The woman closer to the outer wall pointed down the road, though her finger was aimed to the left. “He came crawling in here around eleven at night the other day. We thought he was a distraction so we kept him there for five minutes or so as we secured the perimeter. When we decided he was really just injured, we had our field medics give him some respite before we sent him to the nearest clinic and reported it to the Chunin commander in charge.”
“Thank you,” Mikasa answered, taking quick steps in that direction. It led to where her preliminary investigations brought her, but a confirmation was satisfactory in knowing his family was likely within the area. The girl closed her eyes, a rarity for a kunoichi bred for the purpose of combat, and reached out with her senses. The bioelectricity of people was one distinct to each person, and while she could not claim to be proficient enough in this sensory technique’s use, to be able to locate masses of people and small fragments of them was an expertise one did not need to polish.
She felt the heavy concentrations of electricity along the road, but surely far too many to be the man’s small family of three. His mother, daughter, and son would also be near stagnant, not moving from the malnourishment of their trek-gone-wrong. The woman moved to one side to better concentrate, not wishing to accidentally obstruct anyone’s journey on their destination to the Village Hidden in the Leaves, and she reached out with her senses once more, ignoring as best she could the shining beacons of electricity around her that detracted from her goal of the very small and needy.

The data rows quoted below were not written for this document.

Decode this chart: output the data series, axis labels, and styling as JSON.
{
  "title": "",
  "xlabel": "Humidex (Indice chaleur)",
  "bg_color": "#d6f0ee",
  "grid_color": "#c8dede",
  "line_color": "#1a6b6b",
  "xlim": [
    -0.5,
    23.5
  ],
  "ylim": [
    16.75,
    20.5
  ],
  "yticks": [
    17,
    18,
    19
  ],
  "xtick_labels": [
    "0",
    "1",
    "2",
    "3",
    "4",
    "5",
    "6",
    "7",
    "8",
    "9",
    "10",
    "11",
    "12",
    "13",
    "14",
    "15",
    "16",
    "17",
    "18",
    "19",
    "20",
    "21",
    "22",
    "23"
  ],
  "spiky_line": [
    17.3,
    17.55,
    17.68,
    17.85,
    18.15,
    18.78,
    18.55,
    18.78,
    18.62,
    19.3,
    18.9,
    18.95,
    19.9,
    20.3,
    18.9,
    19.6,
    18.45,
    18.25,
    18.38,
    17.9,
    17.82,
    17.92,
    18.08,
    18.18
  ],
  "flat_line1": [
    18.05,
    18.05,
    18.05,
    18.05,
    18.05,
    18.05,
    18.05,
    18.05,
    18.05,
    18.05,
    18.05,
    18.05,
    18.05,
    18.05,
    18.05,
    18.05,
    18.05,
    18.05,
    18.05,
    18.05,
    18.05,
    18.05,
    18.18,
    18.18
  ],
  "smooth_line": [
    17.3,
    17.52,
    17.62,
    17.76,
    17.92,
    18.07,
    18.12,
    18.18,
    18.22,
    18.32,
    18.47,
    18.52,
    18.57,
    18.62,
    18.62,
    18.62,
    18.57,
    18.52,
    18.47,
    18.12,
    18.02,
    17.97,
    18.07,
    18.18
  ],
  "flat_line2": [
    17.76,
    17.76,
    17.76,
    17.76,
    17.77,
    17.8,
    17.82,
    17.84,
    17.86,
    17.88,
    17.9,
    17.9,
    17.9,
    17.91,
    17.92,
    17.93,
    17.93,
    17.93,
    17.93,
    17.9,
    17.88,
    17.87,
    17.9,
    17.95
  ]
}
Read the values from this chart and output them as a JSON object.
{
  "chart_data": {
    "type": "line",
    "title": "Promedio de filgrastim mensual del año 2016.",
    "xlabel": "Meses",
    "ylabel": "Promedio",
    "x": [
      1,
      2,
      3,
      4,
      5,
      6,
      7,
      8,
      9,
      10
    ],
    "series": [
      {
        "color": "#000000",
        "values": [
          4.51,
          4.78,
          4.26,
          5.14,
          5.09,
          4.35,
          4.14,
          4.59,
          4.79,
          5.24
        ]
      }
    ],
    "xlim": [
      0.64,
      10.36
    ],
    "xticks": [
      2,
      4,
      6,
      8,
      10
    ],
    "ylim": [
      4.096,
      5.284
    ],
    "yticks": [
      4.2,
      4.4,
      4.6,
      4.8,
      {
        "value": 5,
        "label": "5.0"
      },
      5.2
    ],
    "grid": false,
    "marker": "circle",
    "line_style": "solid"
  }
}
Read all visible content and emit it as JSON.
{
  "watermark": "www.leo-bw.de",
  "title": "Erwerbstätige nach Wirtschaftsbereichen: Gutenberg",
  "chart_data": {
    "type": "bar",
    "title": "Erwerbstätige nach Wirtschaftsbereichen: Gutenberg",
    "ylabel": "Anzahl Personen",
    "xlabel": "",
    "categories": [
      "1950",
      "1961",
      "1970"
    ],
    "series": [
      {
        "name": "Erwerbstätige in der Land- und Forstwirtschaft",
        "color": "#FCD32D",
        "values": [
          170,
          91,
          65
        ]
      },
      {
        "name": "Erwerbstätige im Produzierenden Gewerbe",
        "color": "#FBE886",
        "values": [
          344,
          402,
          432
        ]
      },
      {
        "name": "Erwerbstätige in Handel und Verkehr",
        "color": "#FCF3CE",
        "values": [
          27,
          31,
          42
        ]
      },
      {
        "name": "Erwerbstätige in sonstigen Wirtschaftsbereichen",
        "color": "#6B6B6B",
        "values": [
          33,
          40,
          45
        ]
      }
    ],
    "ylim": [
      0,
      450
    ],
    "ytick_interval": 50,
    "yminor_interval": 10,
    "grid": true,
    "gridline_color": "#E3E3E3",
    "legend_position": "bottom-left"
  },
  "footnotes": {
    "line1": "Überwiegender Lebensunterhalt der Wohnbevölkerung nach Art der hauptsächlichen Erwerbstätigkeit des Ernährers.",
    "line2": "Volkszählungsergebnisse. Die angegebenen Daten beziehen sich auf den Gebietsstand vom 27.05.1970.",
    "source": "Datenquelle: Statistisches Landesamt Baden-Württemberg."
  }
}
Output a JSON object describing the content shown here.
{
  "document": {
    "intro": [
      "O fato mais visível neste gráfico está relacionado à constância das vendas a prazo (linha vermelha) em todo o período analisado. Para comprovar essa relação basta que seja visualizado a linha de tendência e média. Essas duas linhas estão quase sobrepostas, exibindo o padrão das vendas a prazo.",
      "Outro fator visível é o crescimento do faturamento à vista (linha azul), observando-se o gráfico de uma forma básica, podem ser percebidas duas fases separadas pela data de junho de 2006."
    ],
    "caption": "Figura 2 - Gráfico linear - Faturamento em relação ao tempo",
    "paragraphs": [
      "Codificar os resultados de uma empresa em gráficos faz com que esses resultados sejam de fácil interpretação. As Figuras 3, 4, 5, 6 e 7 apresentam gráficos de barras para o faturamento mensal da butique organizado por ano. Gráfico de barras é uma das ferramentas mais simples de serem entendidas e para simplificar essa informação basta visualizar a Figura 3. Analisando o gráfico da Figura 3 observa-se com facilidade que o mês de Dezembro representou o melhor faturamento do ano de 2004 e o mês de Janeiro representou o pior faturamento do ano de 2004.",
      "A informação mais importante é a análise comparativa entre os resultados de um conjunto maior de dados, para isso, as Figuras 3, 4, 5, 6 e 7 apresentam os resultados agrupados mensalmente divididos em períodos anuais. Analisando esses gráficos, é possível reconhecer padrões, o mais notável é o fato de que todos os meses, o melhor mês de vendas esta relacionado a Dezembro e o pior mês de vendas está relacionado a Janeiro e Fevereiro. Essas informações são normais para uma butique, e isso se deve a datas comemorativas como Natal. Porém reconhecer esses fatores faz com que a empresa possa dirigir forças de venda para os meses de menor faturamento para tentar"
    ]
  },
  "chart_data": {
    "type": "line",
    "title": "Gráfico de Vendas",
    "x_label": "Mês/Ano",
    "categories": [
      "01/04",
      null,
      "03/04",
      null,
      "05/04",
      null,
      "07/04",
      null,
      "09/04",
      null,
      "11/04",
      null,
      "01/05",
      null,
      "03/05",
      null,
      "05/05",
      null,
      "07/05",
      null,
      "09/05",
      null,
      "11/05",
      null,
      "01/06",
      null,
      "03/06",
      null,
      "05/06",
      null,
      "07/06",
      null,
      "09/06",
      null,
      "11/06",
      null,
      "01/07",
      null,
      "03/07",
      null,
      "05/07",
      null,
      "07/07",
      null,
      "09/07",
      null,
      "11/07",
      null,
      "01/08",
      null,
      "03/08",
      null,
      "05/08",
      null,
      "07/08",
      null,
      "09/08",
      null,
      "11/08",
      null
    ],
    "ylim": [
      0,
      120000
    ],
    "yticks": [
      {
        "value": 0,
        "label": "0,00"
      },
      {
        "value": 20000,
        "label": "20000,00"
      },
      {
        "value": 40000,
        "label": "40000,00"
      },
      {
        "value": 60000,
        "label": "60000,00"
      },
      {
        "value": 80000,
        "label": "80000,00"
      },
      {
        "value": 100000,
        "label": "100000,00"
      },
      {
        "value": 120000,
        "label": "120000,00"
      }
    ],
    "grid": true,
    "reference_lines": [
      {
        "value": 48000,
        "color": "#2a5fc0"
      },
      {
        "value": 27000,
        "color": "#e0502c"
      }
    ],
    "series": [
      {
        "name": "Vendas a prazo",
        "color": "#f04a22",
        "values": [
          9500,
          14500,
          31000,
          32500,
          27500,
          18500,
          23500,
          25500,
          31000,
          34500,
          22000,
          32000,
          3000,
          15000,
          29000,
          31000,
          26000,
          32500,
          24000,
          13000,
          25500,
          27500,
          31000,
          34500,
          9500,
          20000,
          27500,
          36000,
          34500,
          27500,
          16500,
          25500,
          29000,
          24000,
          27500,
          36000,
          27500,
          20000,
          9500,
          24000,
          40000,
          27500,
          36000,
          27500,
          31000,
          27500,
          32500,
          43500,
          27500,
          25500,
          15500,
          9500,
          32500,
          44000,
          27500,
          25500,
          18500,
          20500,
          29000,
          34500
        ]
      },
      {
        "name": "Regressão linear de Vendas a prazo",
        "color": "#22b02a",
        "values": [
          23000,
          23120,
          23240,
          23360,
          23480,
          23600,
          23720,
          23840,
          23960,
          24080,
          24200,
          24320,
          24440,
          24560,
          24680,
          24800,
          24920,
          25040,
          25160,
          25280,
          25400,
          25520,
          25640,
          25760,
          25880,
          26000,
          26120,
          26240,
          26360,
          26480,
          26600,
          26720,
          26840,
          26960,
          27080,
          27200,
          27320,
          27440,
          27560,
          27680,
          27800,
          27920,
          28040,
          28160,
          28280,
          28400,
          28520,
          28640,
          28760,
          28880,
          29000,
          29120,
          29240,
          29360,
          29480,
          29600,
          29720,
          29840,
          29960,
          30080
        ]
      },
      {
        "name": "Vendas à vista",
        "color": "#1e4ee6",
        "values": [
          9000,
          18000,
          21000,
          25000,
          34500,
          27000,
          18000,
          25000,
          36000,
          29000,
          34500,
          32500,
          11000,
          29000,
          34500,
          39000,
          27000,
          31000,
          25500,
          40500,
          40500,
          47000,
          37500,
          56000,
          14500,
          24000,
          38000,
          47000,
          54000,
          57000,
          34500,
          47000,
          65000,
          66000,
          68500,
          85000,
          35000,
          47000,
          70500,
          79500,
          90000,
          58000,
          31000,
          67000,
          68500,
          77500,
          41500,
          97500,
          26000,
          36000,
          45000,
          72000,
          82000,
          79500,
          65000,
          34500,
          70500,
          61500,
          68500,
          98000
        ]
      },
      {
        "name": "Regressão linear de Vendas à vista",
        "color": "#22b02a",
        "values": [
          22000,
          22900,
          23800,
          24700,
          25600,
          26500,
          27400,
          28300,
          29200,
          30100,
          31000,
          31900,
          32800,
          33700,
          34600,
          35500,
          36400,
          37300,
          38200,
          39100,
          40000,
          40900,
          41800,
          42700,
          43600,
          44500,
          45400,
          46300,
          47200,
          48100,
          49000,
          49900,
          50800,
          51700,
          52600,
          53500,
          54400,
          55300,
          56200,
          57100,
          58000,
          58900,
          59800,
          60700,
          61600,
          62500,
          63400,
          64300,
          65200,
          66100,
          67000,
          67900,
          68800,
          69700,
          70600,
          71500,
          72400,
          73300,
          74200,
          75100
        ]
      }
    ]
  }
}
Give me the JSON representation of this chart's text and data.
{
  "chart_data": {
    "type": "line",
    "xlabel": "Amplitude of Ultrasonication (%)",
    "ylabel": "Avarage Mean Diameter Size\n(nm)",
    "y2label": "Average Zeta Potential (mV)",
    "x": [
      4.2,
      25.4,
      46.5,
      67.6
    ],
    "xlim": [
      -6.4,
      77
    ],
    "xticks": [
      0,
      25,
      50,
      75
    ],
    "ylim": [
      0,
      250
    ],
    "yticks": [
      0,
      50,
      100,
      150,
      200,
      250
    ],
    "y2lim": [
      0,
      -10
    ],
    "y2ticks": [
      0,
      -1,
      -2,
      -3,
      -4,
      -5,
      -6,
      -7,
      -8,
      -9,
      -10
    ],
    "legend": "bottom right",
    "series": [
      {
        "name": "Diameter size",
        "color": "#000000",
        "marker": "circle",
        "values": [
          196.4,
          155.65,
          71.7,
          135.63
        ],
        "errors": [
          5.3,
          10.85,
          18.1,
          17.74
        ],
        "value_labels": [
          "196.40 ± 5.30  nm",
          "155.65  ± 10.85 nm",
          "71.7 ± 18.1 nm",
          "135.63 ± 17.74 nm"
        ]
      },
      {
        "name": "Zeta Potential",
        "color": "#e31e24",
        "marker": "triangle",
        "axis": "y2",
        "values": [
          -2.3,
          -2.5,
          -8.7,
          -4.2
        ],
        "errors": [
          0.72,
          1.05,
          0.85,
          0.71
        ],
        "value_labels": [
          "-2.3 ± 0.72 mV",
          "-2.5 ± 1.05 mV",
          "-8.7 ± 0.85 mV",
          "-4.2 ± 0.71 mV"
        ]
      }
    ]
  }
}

Mikasa then moved further and further away from the large concentrations of chakra, focusing each time at an estimated fifty meter intervals in an attempt to locate the elusive trio, who with each passing second were likely suffering greater and greater aggregates of pain, both physically paralysing and emotionally crippling, what with the man of the family having never returned from what she assumed was his expedition to seek help from any part of civilisation, or collapse trying.
It took her a few moments, but the girl was able to lock onto the signatures that were being emitted to the edge of her senses, sprinting quickly to the location to find the three that matched the man’s exact description, and slowly but surely helping them back onto the main road, and into the heart of the Leaf.